Terrorism and hate speech
Leftists have a rather questionable pedigree on this issue, especially of late. For years now a progressive group calling itself “antifa” — for anti-fascist — has been fascistically threatening and even physically attacking conservative, populist, and libertarian speakers visiting college campuses, with little or no condemnation from Democrats. At the University of Minnesota-Morris, a college radio program, “College Deplorable,” was threatened with cancellation after a host used the word “tyranny.” The Daily Mail reported on October 30 of “growing ties” between the violent “Resistance” — leftist and progressive agitators — and groups such as al-Qaeda and ISIS, who aren’t exactly known for their tolerance of liberal values. Twitter and Facebook regularly ban nonleftists. (FFF’s Jim Bovard wrote about this in USA Today on October 27.) Ann Ravel, a former chairman of the Federal Election Commission — and a Democrat — floated the idea of fining readers who share “fake news” about political candidates, according to a report in the Washington Examiner (October 18). An opinion piece on CNN.com in November called for banning the term “fake news” altogether. A YouGov poll in 2015 revealed that 51 percent of Democrats support a ban on “hate speech” — compared with 35 percent of Independents and 37 percent of Republicans.

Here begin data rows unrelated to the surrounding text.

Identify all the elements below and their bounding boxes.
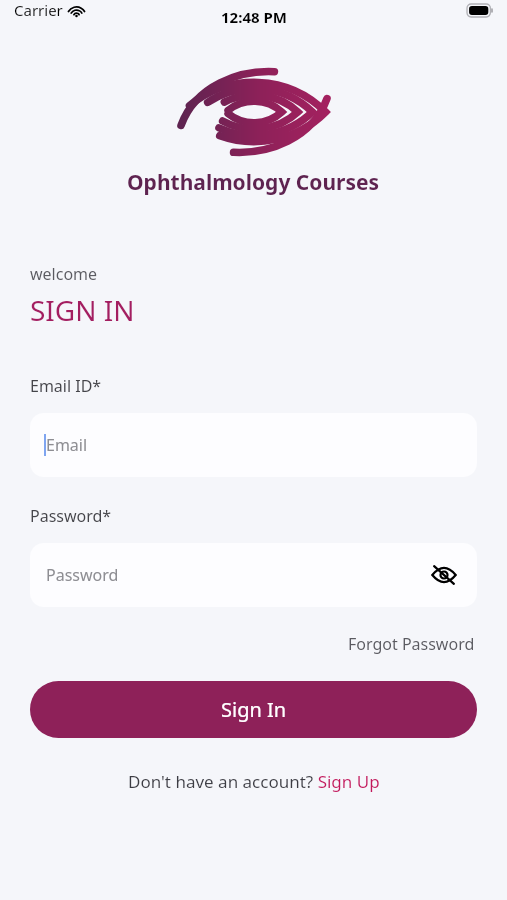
button[interactable]: Forgot Password bbox=[346, 629, 477, 659]
staticText: Carrier bbox=[14, 0, 63, 20]
button[interactable]: Sign In bbox=[30, 681, 477, 738]
button[interactable]: Show password bbox=[429, 560, 459, 590]
staticText: Password* bbox=[30, 505, 112, 527]
button[interactable]: Don't have an account? Sign Up bbox=[124, 768, 384, 795]
staticText: Forgot Password bbox=[348, 633, 475, 655]
staticText: SIGN IN bbox=[30, 291, 135, 329]
staticText: Password bbox=[46, 564, 119, 586]
staticText: welcome bbox=[30, 263, 98, 285]
staticText: Email ID* bbox=[30, 375, 102, 397]
button[interactable]: Email bbox=[30, 413, 477, 477]
staticText: 12:48 PM bbox=[221, 7, 287, 27]
staticText: Email bbox=[46, 434, 88, 456]
staticText: Ophthalmology Courses bbox=[127, 168, 380, 197]
staticText: Don't have an account? Sign Up bbox=[128, 770, 380, 793]
button[interactable]: Password bbox=[30, 543, 477, 607]
staticText: Sign In bbox=[221, 696, 287, 723]
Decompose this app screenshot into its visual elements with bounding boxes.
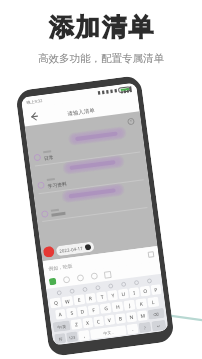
button[interactable]: 123 xyxy=(66,331,78,343)
button[interactable]: Back xyxy=(27,109,40,123)
button[interactable]: N xyxy=(126,312,137,323)
button[interactable]: I xyxy=(129,287,140,298)
button[interactable]: 中/英 xyxy=(52,320,71,332)
staticText: A xyxy=(58,311,63,319)
button[interactable]: Y xyxy=(107,290,118,301)
button[interactable]: C xyxy=(93,316,104,327)
button[interactable]: Keyboard option xyxy=(121,282,126,287)
staticText: E xyxy=(77,297,81,304)
button[interactable]: D xyxy=(77,306,88,317)
staticText: 中文 . xyxy=(103,330,115,336)
staticText: , xyxy=(83,332,86,340)
staticText: V xyxy=(107,317,112,324)
staticText: ⌫ xyxy=(153,312,160,316)
button[interactable]: M xyxy=(137,310,148,321)
staticText: U xyxy=(121,291,126,298)
staticText: B xyxy=(118,315,123,323)
staticText: Y xyxy=(111,292,115,300)
staticText: . xyxy=(132,326,135,333)
staticText: R xyxy=(88,295,93,302)
button[interactable]: Keyboard option xyxy=(147,278,152,284)
button[interactable]: Send xyxy=(49,278,57,286)
button[interactable]: Q xyxy=(49,297,62,309)
button[interactable]: 例如，吃饭 xyxy=(47,247,154,276)
staticText: T xyxy=(100,294,104,301)
button[interactable]: G xyxy=(100,303,112,314)
button[interactable]: Keyboard option xyxy=(134,280,139,285)
staticText: G xyxy=(104,305,109,313)
staticText: 学习资料 xyxy=(47,180,68,189)
staticText: 日常 xyxy=(44,154,54,161)
button[interactable]: 中文 . xyxy=(90,325,127,340)
staticText: 高效多功能，配置专属清单 xyxy=(38,52,164,65)
staticText: 晚上9:32 xyxy=(26,98,43,105)
staticText: S xyxy=(70,310,74,317)
staticText: 符 xyxy=(58,336,63,342)
button[interactable]: Attach xyxy=(104,272,111,278)
staticText: O xyxy=(143,288,148,295)
button[interactable]: W xyxy=(61,296,74,307)
button[interactable]: R xyxy=(85,293,96,304)
button[interactable]: Keyboard option xyxy=(56,290,62,296)
staticText: I xyxy=(133,289,136,297)
button[interactable]: 2022-04-17 xyxy=(43,240,95,258)
button[interactable]: A xyxy=(55,309,66,320)
staticText: C xyxy=(96,318,101,326)
button[interactable]: B xyxy=(115,313,126,324)
button[interactable]: Keyboard option xyxy=(95,285,101,290)
staticText: 例如，吃饭 xyxy=(48,262,73,272)
button[interactable]: ? xyxy=(138,322,152,333)
button[interactable]: J xyxy=(123,300,136,311)
staticText: ↵ xyxy=(157,323,161,328)
button[interactable]: T xyxy=(96,291,107,302)
staticText: 123 xyxy=(68,335,76,340)
staticText: L xyxy=(151,299,155,306)
button[interactable]: S xyxy=(66,307,77,318)
button[interactable]: ⌫ xyxy=(148,308,165,320)
button[interactable]: E xyxy=(73,294,85,306)
button[interactable]: , xyxy=(78,330,90,341)
button[interactable]: F xyxy=(88,304,100,316)
button[interactable]: Z xyxy=(70,319,83,330)
staticText: 请输入清单 xyxy=(67,107,96,118)
button[interactable]: O xyxy=(140,286,151,297)
staticText: X xyxy=(86,320,90,327)
staticText: K xyxy=(140,300,144,308)
button[interactable]: . xyxy=(126,323,139,335)
staticText: Z xyxy=(75,321,78,328)
button[interactable]: K xyxy=(135,298,147,309)
button[interactable]: 学习资料 xyxy=(37,176,68,190)
staticText: ? xyxy=(144,325,146,330)
staticText: J xyxy=(129,302,132,309)
staticText: 中/英 xyxy=(57,324,68,330)
staticText: F xyxy=(92,307,96,314)
button[interactable]: Tool xyxy=(76,274,84,282)
staticText: N xyxy=(129,314,134,321)
button[interactable]: 符 xyxy=(54,333,66,344)
button[interactable]: Reminder xyxy=(125,116,136,126)
button[interactable]: X xyxy=(82,317,94,328)
staticText: H xyxy=(116,304,121,311)
button[interactable]: L xyxy=(147,296,159,308)
button[interactable]: P xyxy=(150,284,162,295)
staticText: P xyxy=(154,286,159,294)
button[interactable]: Keyboard option xyxy=(69,288,75,294)
button[interactable]: Keyboard option xyxy=(108,283,114,289)
button[interactable]: Tool xyxy=(90,272,98,280)
button[interactable]: ↵ xyxy=(151,320,166,331)
staticText: W xyxy=(64,298,70,306)
button[interactable]: 日常 xyxy=(33,150,54,162)
staticText: Q xyxy=(54,300,58,307)
button[interactable] xyxy=(41,208,66,218)
button[interactable]: V xyxy=(104,314,115,326)
button[interactable]: Tool xyxy=(63,276,71,284)
button[interactable]: U xyxy=(118,288,129,300)
staticText: M xyxy=(140,312,146,320)
button[interactable]: Keyboard option xyxy=(82,287,88,292)
staticText: 添加清单 xyxy=(48,12,154,43)
staticText: D xyxy=(80,308,85,316)
button[interactable]: H xyxy=(111,301,124,313)
staticText: 2022-04-17 xyxy=(59,245,84,254)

European progressives often act as a bellwether for boneheaded ideas of this sort. For example, in September the European Union said it would “pass laws allowing the EU to impose punishments on companies” like Facebook, Twitter, Microsoft, and Google that fail to promptly remove “hate speech” identified by users, CNN reported. A similar law was actually passed in Germany and enforcement began on January 1. Despite an alarming spike in violent crime, police in the United Kingdom are instead focusing their resources on those who post online commentary that might “cause annoyance, inconvenience, or needless anxiety to another,” the Times reported on October 12. An estimated nine people per day are arrested for such offenses, approximately half of which actually lead to a prosecution. The Evening Standard reported on December 7 that London police will begin “cracking down on gender-based hate crimes,” including even harmless acts such as “wolf whistling,” and the British government’s Committees of Advertising Practice announced that it will ban ads containing “harmful and outdated” depictions of gender-roles, such as women cleaning, according to a Breitbart News report on December 14.
Only libertarians have solid bona fides on this matter, firmly and consistently calling for the abolition of the FCC and opposing any restrictions on peaceful speech, regardless of the medium used or the popularity of the speech in question. In the essay referenced above, Rand rightly warned, “When censorship of radio and television becomes fully accepted … it will not be long before all the other media — books, magazines, newspapers, lectures — follow suit.” Writing in 1973, in For a New Liberty, Murray Rothbard called “free expression in broadcasting” a “sham” because
the federal government, as the licensor of the airwaves, asserts the right and the power to regulate the stations minutely and continuously. Thus, over the head of each station is the club of the threat of non-renewal, or even suspension, of its license. In consequence, the idea of freedom of speech in radio and television is no more than a mockery.
President Trump — and no shortage of his leftist detractors —would happily have it so.